I find him inspiring because Blessed John Henry Newman was there at the beginning of the Anglo-Catholic movement, becoming Catholic on his own because that was all that was available then.

For many Catholic priests in the Ordinariate it was a case of being at the right moment in history because really, since the Reformation, there had always been Anglicans who hoped for reunion.

The key to my becoming Catholic was accepting the teaching office of the Church.

The Church was constituted by Jesus so the Church is divinely created. I accept Sacred Tradition so I accept that Jesus created a college of Bishops beginning with his apostles.

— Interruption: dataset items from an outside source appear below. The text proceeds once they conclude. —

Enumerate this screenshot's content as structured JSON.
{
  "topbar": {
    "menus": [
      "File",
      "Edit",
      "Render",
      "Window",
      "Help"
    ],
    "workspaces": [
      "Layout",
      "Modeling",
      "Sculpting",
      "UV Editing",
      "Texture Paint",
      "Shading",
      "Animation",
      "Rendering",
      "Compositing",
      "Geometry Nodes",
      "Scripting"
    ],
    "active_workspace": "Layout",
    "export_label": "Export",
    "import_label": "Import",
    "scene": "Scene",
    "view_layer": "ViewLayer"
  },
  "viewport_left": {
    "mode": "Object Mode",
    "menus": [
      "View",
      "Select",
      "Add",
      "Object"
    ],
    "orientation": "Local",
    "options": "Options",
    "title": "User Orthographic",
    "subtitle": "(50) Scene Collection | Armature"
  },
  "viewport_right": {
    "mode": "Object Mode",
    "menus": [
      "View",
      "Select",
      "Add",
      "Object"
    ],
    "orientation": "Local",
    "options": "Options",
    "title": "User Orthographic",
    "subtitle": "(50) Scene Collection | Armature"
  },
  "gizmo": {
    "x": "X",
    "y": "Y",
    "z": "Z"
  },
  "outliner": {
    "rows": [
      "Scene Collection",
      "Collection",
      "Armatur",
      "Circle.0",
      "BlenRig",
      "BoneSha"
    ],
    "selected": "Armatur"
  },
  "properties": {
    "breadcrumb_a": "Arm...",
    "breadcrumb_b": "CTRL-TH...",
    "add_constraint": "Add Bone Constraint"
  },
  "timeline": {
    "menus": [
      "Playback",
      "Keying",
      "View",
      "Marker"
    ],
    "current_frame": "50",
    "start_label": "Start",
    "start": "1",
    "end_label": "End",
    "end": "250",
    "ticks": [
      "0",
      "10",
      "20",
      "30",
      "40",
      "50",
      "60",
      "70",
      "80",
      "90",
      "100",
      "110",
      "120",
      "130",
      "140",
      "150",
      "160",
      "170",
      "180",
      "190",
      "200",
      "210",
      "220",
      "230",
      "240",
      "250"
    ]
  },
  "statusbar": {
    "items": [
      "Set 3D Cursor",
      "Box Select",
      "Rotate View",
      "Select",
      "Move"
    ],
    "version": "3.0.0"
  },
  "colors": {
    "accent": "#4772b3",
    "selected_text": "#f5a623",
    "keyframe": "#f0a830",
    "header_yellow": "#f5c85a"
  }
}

He imparted truth to his apostles and then his apostles handed it on to their successors and so on.

That’s called apostolic succession which is not just about being ordained but the handing on of tradition.

Tradition actually means handing on and it is the Catholic faith that is handed on.

The Pope is a stabilising part of the Church and the Reformation shows there can be no Catholicism without the Pope.

Each Pope is exercising an office that comes to him from Jesus Christ.

If I could bring one thing to the Church, it would be lifelong catechesis.

That’s what the Catholic Church is all about – getting to know Jesus Christ because we hope to spend eternity with him. It is what we are created for.